Apa itu kebebasan republikan? Philip Pettit, profesor teori politik dari Princeton University menegaskan, prinsip kebebasan yang terangkum dalam republikanisme adalah “non-dominasi”. Saya bebas sejauh saya tidak berada dalam cengkeraman dominasi pihak lain, baik itu dominasi dari dalam (misalnya kekuasaan yang tiranik) maupun dari luar (penjajahan). Bebas di sini berarti bahwa menjadi warga negara berarti meneguhkan kemandirian.
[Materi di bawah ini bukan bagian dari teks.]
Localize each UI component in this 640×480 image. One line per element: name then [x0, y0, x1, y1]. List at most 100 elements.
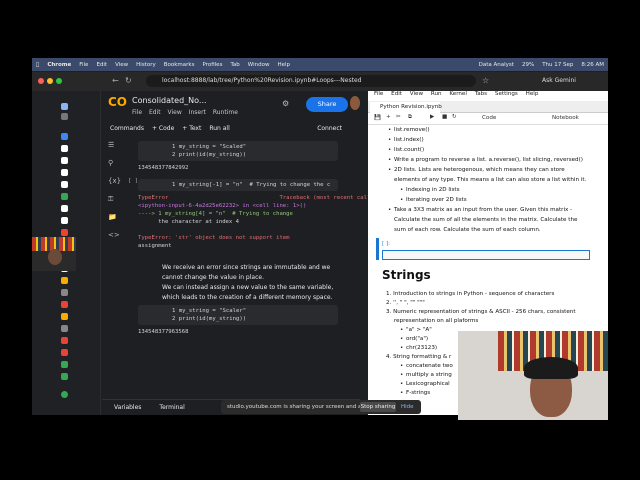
numbered-item-cont: representation on all plaforms	[394, 318, 479, 324]
close-window-icon[interactable]	[38, 78, 44, 84]
stop-sharing-button[interactable]: Stop sharing	[360, 402, 396, 412]
menu-file[interactable]: File	[132, 109, 142, 116]
youtube-icon[interactable]	[61, 349, 68, 356]
menubar-help[interactable]: Help	[277, 62, 290, 68]
numbered-item: 1. Introduction to strings in Python - s…	[386, 291, 555, 297]
menubar-bookmarks[interactable]: Bookmarks	[164, 62, 195, 68]
menubar-view[interactable]: View	[115, 62, 128, 68]
avatar[interactable]	[350, 96, 360, 110]
back-icon[interactable]: ←	[112, 76, 119, 85]
reload-icon[interactable]: ↻	[125, 76, 132, 85]
code-icon[interactable]: <>	[108, 231, 120, 239]
github-icon[interactable]	[61, 145, 68, 152]
hide-banner-button[interactable]: Hide	[401, 402, 414, 412]
extension-icon[interactable]	[61, 373, 68, 380]
search-icon[interactable]: ⚲	[108, 159, 113, 167]
github-icon[interactable]	[61, 157, 68, 164]
github-icon[interactable]	[61, 217, 68, 224]
menubar-edit[interactable]: Edit	[96, 62, 107, 68]
code-cell[interactable]: 1 my_string = "Scaled" 2 print(id(my_str…	[138, 141, 338, 161]
connect-button[interactable]: Connect	[317, 125, 342, 132]
kernel-label[interactable]: Notebook	[552, 115, 579, 121]
url-bar[interactable]: localhost:8888/lab/tree/Python%20Revisio…	[146, 75, 476, 87]
github-icon[interactable]	[61, 169, 68, 176]
menubar-file[interactable]: File	[79, 62, 88, 68]
youtube-icon[interactable]	[61, 337, 68, 344]
extension-icon[interactable]	[61, 313, 68, 320]
error-message: assignment	[138, 243, 172, 249]
traceback-line: <ipython-input-6-4a2d25e62232> in <cell …	[138, 203, 307, 209]
save-icon[interactable]: 💾	[374, 115, 381, 121]
cell-type-select[interactable]: Code	[482, 115, 496, 121]
menu-runtime[interactable]: Runtime	[213, 109, 238, 116]
stop-icon[interactable]: ■	[442, 114, 447, 120]
run-icon[interactable]: ▶	[430, 114, 434, 120]
jmenu-help[interactable]: Help	[526, 91, 539, 97]
menu-edit[interactable]: Edit	[149, 109, 161, 116]
variables-tab[interactable]: Variables	[114, 404, 141, 411]
add-code-button[interactable]: + Code	[152, 125, 174, 132]
jmenu-edit[interactable]: Edit	[391, 91, 402, 97]
extension-icon[interactable]	[61, 133, 68, 140]
github-icon[interactable]	[61, 181, 68, 188]
extension-icon[interactable]	[61, 229, 68, 236]
code-cell[interactable]: 1 my_string = "Scaler" 2 print(id(my_str…	[138, 305, 338, 325]
menubar-app[interactable]: Chrome	[47, 62, 71, 68]
extension-icon[interactable]	[61, 289, 68, 296]
extension-icon[interactable]	[61, 277, 68, 284]
list-item: Take a 3X3 matrix as an input from the u…	[388, 206, 572, 214]
variables-icon[interactable]: {x}	[108, 177, 121, 185]
code-cell[interactable]: [ ] 1 my_string[-1] = "n" # Trying to ch…	[128, 178, 338, 191]
jmenu-file[interactable]: File	[374, 91, 383, 97]
star-icon[interactable]: ☆	[482, 76, 489, 85]
add-icon[interactable]	[61, 391, 68, 398]
colab-logo[interactable]: CO	[108, 96, 127, 108]
menu-view[interactable]: View	[168, 109, 182, 116]
exec-count[interactable]: [ ]	[128, 178, 138, 184]
add-cell-icon[interactable]: +	[386, 114, 391, 120]
menu-insert[interactable]: Insert	[189, 109, 206, 116]
apple-icon[interactable]: 	[36, 62, 39, 68]
share-button[interactable]: Share	[306, 97, 348, 112]
commands-button[interactable]: Commands	[110, 125, 144, 132]
extension-icon[interactable]	[61, 113, 68, 120]
github-icon[interactable]	[61, 205, 68, 212]
secrets-icon[interactable]: ⚿	[108, 195, 113, 204]
menubar-tab[interactable]: Tab	[230, 62, 239, 68]
run-all-button[interactable]: Run all	[209, 125, 229, 132]
cut-icon[interactable]: ✂	[396, 114, 401, 120]
list-item: list.count()	[388, 146, 424, 154]
menubar-history[interactable]: History	[136, 62, 156, 68]
terminal-tab[interactable]: Terminal	[159, 404, 184, 411]
extension-icon[interactable]	[61, 361, 68, 368]
add-text-button[interactable]: + Text	[182, 125, 201, 132]
sub-list-item: chr(23123)	[400, 344, 437, 352]
ask-gemini-button[interactable]: Ask Gemini	[542, 77, 576, 84]
jmenu-view[interactable]: View	[410, 91, 423, 97]
jmenu-settings[interactable]: Settings	[495, 91, 518, 97]
maximize-window-icon[interactable]	[56, 78, 62, 84]
minimize-window-icon[interactable]	[47, 78, 53, 84]
settings-icon[interactable]: ⚙	[282, 99, 289, 108]
notebook-title[interactable]: Consolidated_No...	[132, 96, 207, 105]
extension-icon[interactable]	[61, 325, 68, 332]
menubar-window[interactable]: Window	[248, 62, 270, 68]
list-item-cont: Calculate the sum of all the elements in…	[394, 217, 578, 223]
notebook-tab[interactable]: Python Revision.ipynb	[370, 102, 442, 113]
jmenu-kernel[interactable]: Kernel	[449, 91, 467, 97]
numbered-item-text: String formatting & r	[393, 354, 452, 360]
webcam-overlay	[458, 331, 608, 420]
copy-icon[interactable]: ⧉	[408, 114, 412, 121]
jmenu-tabs[interactable]: Tabs	[475, 91, 487, 97]
youtube-icon[interactable]	[61, 301, 68, 308]
jmenu-run[interactable]: Run	[431, 91, 442, 97]
numbered-item-text: '', " ", "" """	[393, 300, 425, 306]
restart-icon[interactable]: ↻	[452, 114, 457, 120]
code-cell-input[interactable]	[382, 250, 590, 260]
toc-icon[interactable]: ☰	[108, 141, 114, 149]
menubar-data-analyst[interactable]: Data Analyst	[479, 62, 514, 68]
files-icon[interactable]: 📁	[108, 213, 117, 221]
extension-icon[interactable]	[61, 193, 68, 200]
panel-icon[interactable]	[61, 103, 68, 110]
menubar-profiles[interactable]: Profiles	[202, 62, 222, 68]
Ia bukan budak dari siapapun, entah itu negara, individu, atau masyarakat.

Perhatikan, bahwa apa yang sekarang ini kita pekikkan sebagai “merdeka” sesungguhnya mengandung arti kebebasan dalam artinya yang klasik yang tumbuh subur dalam sistem republik. Merdeka berarti realisasi dari “liber”, sang warga yang bebas. Harap dicatat, di sini merdeka dan liberal bisa saling bertukar tempat. 
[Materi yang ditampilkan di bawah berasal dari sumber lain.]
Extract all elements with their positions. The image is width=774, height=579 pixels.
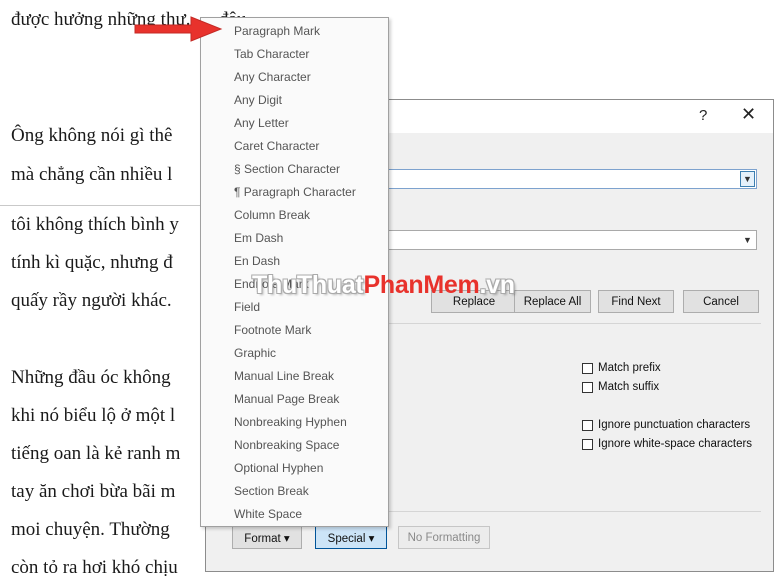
watermark-part: .vn <box>479 271 515 299</box>
match-prefix-label: Match prefix <box>598 362 661 374</box>
doc-line: còn tỏ ra hơi khó chịu <box>11 557 178 578</box>
menu-item-section-character[interactable]: § Section Character <box>234 162 340 176</box>
replace-with-input[interactable]: ▼ <box>386 230 757 250</box>
menu-item-section-break[interactable]: Section Break <box>234 484 309 498</box>
doc-line: khi nó biểu lộ ở một l <box>11 405 176 426</box>
doc-line: mà chẳng cần nhiều l <box>11 164 173 185</box>
menu-item-graphic[interactable]: Graphic <box>234 346 276 360</box>
no-formatting-button: No Formatting <box>398 526 490 549</box>
find-next-button[interactable]: Find Next <box>598 290 674 313</box>
doc-line: tay ăn chơi bừa bãi m <box>11 481 176 502</box>
ignore-whitespace-checkbox[interactable]: Ignore white-space characters <box>582 438 752 450</box>
menu-item-field[interactable]: Field <box>234 300 260 314</box>
menu-item-white-space[interactable]: White Space <box>234 507 302 521</box>
match-suffix-label: Match suffix <box>598 381 660 393</box>
watermark-logo: ThuThuatPhanMem.vn <box>252 271 515 300</box>
red-arrow-icon <box>134 16 223 42</box>
menu-item-column-break[interactable]: Column Break <box>234 208 310 222</box>
format-button[interactable]: Format ▾ <box>232 526 302 549</box>
menu-item-any-digit[interactable]: Any Digit <box>234 93 282 107</box>
cancel-button[interactable]: Cancel <box>683 290 759 313</box>
close-icon[interactable]: ✕ <box>741 104 756 125</box>
help-icon[interactable]: ? <box>699 107 707 124</box>
menu-item-nonbreaking-space[interactable]: Nonbreaking Space <box>234 438 339 452</box>
watermark-part: ThuThuat <box>252 271 364 299</box>
doc-line: Ông không nói gì thê <box>11 125 173 146</box>
ignore-whitespace-label: Ignore white-space characters <box>598 438 753 450</box>
menu-item-any-letter[interactable]: Any Letter <box>234 116 289 130</box>
chevron-down-icon[interactable]: ▼ <box>740 171 755 187</box>
doc-line: moi chuyện. Thường <box>11 519 170 540</box>
special-button[interactable]: Special ▾ <box>315 526 387 549</box>
checkbox-box[interactable] <box>582 438 593 450</box>
ignore-punctuation-label: Ignore punctuation characters <box>598 419 751 431</box>
doc-line: quấy rầy người khác. <box>11 290 172 311</box>
find-what-input[interactable]: ▼ <box>386 169 757 189</box>
menu-item-optional-hyphen[interactable]: Optional Hyphen <box>234 461 323 475</box>
menu-item-caret-character[interactable]: Caret Character <box>234 139 319 153</box>
menu-item-manual-page-break[interactable]: Manual Page Break <box>234 392 339 406</box>
checkbox-box[interactable] <box>582 362 593 374</box>
doc-line: tôi không thích bình y <box>11 214 179 235</box>
menu-item-tab-character[interactable]: Tab Character <box>234 47 309 61</box>
doc-line: tiếng oan là kẻ ranh m <box>11 443 181 464</box>
checkbox-box[interactable] <box>582 381 593 393</box>
replace-all-button[interactable]: Replace All <box>514 290 591 313</box>
checkbox-box[interactable] <box>582 419 593 431</box>
menu-item-nonbreaking-hyphen[interactable]: Nonbreaking Hyphen <box>234 415 347 429</box>
doc-divider <box>0 205 205 206</box>
menu-item-manual-line-break[interactable]: Manual Line Break <box>234 369 334 383</box>
match-prefix-checkbox[interactable]: Match prefix <box>582 362 661 374</box>
watermark-part: PhanMem <box>363 271 480 299</box>
doc-line: tính kì quặc, nhưng đ <box>11 252 173 273</box>
chevron-down-icon[interactable]: ▼ <box>740 232 755 248</box>
menu-item-any-character[interactable]: Any Character <box>234 70 311 84</box>
menu-item-em-dash[interactable]: Em Dash <box>234 231 283 245</box>
menu-item-paragraph-mark[interactable]: Paragraph Mark <box>234 24 320 38</box>
match-suffix-checkbox[interactable]: Match suffix <box>582 381 659 393</box>
doc-line: Những đầu óc không <box>11 367 171 388</box>
ignore-punctuation-checkbox[interactable]: Ignore punctuation characters <box>582 419 750 431</box>
menu-item-footnote-mark[interactable]: Footnote Mark <box>234 323 311 337</box>
menu-item-en-dash[interactable]: En Dash <box>234 254 280 268</box>
menu-item-paragraph-character[interactable]: ¶ Paragraph Character <box>234 185 356 199</box>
Selain itu, pengertian liberal dalam artinya yang modern juga tidak lepas dari perlawanan terhadap ketidakadilan. Liberalisme yang lahir di Eropa abad 17 bertaut erat dengan perlawanan terhadap ketidakadilan kekuasaan monarki. Liberalisme lahir sebagai upaya untuk melindungi hak-hak sipil warga negara dari kekuasaan absolut sang raja. Ada semacam penegasan bahwa hak-hak sipil, terutama hak milik pribadi, tidak bisa begitu saja diklaim oleh sang raja, atau menjadi milik sewenang-wenang dari kaum aristokrat.

Makanya tidak heran kalau semangat liberalisme adalah pembatasan kekuasaan tiranik dan absolut yang datang dari manapun agar setiap warga punya kebebasan untuk menikmati hak-hak sipilnya dan mengembangkan dirinya sendiri. Kekuasaan mesti dikontrol dan diawasi agar tidak mencaplok kebebasan individu.

Meskipun liberalisme lahir dan berkembang di Barat, tapi esensinya, yakni “emoh terhadap kekuasaan tiranik demi melindungi hak-hak warga negara” merupakan kebajikan yang relevan dengan masyarakat non Barat, termasuk kita umat Islam.

Pada titik ini saya teringat pada Rifa’ah Tahtawi, pembaru uslim dari Mesir abad 18 yang menjadi pendahulu Afghani dan Abduh. Tahtawi pernah tinggal di Paris selama lima tahun dan menyaksikan dari dekat sistem politik, tata budaya, dan kehidupan sehari-hari masyarakat Perancis yang sedang bergairah mengamalkan Pencerahan. Seperti terekam dalam bukunya Takhlis al-Ibriz ila talkhis al-Bariz (baru-baru ini diterjemahkan ke bahasa Inggris menjadi An Imam in Paris), Tahtawi tertarik dengan konsep kebebasan di Eropa yang memberi tempat pada hak-hak individu dan sangat antipati dengan absolutisme kekuasaan yang menurut sangkaan awal Tahtawi tidak dikenal dalam tradisi politik Islam. Tapi semakin lama ia mendalami kebebasan Eropa, Tahtawi akhirnya berkesimpulan bahwa apa yang disebut oleh manusia Eropa sebagai kebebasan sesungguhnya sedikit banyak paralel dengan konsep keadilan dalam Islam. Bukankah Islam menyerukan agar penguasa bersikap adil? Bukankah keadilan dalam Islam adalah pernyataan antipati terhadap kekuasaan yang zalim?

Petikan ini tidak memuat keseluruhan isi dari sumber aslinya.